Calendrier et perspectives d’avenir
Même si la création de bactéries miroirs n’aura lieu que dans au moins une décennie, les progrès récents ont rendu les préoccupations plus tangibles et plus urgentes. Certains chercheurs, comme mentionné, ont déjà produit de grosses molécules miroirs fonctionnelles : c’est une étape importante vers la création d’organismes complets.
Et ce serait, comme le disent les scientifiques, un risque très sérieux. Pour en comprendre l'ampleur, il suffit de considérer l'impact dévastateur des espèces envahissantes sur les écosystèmes indigènes : les bactéries miroirs constitueraient une menace encore plus sérieuse, car ils sont complètement étrangers à toute forme de vie terrestre.
Des règles mondiales sont nécessaires
Soyons clairs : la communauté scientifique ne demande pas seulement l’arrêt des recherches sur la création de bactéries miroirs.
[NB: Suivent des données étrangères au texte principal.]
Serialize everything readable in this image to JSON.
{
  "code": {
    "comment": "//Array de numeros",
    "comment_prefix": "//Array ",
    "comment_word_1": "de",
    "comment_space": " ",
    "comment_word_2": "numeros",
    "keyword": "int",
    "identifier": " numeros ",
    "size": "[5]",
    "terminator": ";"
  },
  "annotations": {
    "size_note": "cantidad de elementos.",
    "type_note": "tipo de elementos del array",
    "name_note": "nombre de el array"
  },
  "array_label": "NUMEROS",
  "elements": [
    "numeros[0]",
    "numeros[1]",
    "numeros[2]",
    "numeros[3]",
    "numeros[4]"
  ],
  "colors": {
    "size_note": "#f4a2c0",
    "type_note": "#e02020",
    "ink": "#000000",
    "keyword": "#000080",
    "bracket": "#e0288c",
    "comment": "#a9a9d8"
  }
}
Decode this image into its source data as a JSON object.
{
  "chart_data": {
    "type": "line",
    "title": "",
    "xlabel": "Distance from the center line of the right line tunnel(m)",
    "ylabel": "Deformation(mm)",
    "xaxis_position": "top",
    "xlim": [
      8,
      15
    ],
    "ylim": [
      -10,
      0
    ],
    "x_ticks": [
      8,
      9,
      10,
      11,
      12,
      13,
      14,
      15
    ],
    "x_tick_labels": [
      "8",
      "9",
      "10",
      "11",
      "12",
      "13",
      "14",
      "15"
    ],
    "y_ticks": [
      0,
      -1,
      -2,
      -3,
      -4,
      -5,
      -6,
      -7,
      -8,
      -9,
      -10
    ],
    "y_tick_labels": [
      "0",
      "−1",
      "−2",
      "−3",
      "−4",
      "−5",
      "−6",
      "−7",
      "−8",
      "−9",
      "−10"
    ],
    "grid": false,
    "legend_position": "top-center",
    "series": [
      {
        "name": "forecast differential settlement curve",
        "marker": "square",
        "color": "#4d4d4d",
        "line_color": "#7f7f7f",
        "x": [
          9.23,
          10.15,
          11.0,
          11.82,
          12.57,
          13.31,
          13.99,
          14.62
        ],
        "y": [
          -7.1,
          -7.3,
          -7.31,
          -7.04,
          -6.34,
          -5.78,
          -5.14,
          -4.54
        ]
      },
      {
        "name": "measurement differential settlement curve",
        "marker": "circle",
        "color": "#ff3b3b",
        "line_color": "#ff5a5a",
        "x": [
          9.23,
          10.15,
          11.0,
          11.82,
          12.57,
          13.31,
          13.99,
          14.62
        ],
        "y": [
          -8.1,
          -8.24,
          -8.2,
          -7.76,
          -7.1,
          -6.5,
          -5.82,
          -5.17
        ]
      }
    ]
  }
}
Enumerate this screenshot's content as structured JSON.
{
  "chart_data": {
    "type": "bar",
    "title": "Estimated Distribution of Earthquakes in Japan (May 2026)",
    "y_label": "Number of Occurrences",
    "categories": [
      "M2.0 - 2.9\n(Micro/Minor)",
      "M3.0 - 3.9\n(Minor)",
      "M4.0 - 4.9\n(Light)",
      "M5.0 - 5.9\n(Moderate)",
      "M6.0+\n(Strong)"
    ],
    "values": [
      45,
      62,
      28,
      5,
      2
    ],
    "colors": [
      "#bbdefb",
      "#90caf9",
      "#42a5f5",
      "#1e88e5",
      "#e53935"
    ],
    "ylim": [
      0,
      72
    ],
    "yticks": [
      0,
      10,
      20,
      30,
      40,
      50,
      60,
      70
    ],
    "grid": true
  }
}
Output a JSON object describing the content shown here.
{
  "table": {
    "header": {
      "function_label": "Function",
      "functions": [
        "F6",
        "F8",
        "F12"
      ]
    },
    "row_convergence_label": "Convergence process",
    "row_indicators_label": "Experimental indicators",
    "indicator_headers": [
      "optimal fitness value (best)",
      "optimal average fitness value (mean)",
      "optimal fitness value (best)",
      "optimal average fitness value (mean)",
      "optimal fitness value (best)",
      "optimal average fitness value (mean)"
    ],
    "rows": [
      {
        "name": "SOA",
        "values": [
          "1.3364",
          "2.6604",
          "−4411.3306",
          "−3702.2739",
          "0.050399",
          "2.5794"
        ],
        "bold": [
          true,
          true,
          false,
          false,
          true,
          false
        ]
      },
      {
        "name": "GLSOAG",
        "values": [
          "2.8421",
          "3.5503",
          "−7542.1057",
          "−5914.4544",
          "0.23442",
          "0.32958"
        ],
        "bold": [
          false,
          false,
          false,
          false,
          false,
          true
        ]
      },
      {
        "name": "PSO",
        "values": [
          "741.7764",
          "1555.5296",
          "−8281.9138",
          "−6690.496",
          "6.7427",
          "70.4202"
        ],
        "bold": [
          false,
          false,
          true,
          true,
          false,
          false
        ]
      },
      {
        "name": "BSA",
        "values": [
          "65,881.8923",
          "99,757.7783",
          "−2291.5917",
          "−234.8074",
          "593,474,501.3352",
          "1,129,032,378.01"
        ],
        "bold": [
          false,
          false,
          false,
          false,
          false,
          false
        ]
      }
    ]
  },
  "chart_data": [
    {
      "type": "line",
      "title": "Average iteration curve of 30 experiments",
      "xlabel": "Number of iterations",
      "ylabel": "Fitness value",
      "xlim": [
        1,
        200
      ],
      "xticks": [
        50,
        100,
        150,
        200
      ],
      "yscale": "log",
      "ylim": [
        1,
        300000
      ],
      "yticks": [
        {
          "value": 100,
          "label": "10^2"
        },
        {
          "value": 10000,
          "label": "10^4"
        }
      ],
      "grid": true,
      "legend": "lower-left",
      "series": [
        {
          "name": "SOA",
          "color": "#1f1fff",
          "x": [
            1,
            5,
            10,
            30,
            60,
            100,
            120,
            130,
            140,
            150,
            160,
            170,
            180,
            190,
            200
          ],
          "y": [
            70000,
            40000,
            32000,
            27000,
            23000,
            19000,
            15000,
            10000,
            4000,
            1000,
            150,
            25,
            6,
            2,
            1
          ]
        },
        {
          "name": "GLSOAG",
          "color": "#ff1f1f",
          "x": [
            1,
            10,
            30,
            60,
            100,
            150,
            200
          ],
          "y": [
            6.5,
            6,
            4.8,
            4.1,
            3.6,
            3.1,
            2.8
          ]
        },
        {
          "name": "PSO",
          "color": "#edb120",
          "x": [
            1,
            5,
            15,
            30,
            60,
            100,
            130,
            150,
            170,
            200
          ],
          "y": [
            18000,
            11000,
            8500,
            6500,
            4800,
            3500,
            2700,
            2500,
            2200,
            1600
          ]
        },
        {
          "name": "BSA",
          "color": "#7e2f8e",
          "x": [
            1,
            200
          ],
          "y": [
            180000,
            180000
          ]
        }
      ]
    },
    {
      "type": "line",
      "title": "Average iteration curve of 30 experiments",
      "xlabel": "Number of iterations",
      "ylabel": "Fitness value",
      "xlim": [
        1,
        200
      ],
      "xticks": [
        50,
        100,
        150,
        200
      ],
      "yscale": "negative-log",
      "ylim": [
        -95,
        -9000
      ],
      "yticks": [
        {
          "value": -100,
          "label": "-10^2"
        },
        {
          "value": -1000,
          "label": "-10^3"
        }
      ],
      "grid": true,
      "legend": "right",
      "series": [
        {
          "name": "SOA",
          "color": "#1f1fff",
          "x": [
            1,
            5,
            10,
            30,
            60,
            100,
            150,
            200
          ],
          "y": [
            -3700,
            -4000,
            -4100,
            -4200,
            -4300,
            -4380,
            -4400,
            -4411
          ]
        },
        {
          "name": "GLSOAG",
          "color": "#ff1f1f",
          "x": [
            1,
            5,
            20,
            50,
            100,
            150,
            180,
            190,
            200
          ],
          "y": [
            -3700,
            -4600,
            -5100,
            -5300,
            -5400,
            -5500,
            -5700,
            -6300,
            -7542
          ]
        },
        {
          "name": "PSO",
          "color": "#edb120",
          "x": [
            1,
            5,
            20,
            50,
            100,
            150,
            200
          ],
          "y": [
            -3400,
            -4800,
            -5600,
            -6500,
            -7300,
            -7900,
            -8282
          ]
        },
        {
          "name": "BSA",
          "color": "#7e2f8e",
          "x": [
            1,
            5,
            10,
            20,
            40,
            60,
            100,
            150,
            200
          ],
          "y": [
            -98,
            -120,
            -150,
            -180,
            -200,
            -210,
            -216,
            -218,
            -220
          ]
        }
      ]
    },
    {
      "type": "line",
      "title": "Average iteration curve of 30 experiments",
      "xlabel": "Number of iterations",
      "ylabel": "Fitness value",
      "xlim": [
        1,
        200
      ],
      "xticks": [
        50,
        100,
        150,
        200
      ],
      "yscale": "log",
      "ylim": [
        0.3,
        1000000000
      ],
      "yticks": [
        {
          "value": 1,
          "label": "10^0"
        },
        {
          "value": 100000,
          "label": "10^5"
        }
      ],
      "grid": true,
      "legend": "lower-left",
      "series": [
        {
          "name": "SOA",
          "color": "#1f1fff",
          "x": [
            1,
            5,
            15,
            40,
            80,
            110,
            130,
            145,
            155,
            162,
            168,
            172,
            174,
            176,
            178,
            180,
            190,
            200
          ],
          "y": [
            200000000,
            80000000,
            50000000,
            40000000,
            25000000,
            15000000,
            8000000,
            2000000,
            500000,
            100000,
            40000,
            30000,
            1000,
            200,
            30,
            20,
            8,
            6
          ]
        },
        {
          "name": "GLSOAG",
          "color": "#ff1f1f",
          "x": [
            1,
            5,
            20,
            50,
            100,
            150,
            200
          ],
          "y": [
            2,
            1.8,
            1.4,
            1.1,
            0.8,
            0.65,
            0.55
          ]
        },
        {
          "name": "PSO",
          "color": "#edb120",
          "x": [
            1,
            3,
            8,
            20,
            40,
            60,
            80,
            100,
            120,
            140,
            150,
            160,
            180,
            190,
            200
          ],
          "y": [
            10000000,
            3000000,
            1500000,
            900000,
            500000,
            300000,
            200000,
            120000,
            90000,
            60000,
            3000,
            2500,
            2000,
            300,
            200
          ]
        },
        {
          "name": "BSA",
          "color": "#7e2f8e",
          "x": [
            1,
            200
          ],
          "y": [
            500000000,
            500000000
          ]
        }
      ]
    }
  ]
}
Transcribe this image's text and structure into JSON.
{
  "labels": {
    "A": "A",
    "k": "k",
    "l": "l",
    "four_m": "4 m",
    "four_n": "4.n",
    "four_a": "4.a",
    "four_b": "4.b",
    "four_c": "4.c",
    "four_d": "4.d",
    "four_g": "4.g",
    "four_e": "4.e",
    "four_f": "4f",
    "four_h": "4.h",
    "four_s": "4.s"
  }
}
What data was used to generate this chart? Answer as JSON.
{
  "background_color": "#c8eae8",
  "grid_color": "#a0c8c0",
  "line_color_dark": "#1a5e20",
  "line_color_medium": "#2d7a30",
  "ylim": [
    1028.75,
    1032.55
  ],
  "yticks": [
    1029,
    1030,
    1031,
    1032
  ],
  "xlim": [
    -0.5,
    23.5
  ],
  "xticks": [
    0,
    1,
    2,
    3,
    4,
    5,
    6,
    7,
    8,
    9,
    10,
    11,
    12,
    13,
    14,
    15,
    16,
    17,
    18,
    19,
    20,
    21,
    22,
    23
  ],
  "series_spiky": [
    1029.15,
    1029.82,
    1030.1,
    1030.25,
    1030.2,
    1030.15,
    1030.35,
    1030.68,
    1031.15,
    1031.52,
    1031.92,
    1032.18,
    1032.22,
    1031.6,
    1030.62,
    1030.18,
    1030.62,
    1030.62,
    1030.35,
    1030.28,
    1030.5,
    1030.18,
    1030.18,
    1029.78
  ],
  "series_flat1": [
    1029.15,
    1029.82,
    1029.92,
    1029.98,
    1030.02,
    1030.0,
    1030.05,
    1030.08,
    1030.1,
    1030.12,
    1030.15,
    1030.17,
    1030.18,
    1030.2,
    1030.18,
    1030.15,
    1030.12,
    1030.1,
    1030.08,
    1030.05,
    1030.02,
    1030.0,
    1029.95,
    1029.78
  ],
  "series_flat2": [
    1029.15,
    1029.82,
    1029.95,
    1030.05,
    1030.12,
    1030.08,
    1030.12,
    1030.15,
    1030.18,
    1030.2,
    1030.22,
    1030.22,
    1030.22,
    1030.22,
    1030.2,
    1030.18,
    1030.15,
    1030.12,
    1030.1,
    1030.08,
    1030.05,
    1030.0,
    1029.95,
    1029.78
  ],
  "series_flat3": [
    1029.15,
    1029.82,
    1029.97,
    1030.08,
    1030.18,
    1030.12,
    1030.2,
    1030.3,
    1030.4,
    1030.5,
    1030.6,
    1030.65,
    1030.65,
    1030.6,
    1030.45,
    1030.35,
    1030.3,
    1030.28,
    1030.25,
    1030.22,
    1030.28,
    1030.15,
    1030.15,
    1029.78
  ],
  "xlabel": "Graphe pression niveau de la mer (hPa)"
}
Il appelle à établir des lignes directrices claires qui empêchent le financement de ces études. A l'automne 2025, à Manchester, on attend un forum mondial précisément pour discuter de ces questions et établir un cadre réglementaire international.
Les scientifiques soulignent que même si la recherche sur les molécules miroirs pour des applications médicales peut se poursuivre, la création d’organismes complets doit être interdite. Les enjeux sont trop importants pour nous permettre de jouer avec l’ordre fondamental de la vie sur notre planète.
Comme toujours, le chemin difficile consiste à trouver un équilibre entre progrès scientifique et sécurité mondiale en établissant des protocoles rigoureux qui empêchent le développement de ces organismes potentiellement dangereux. Nous sommes confrontés, disent même les lauréats du prix Nobel, à la perspective de dommages irréversibles à l'ensemble de l'écosystème terrestre. Quelque chose qui rend même ridicule la menace nucléaire.
N'ouvrons pas cette boîte de Pandore.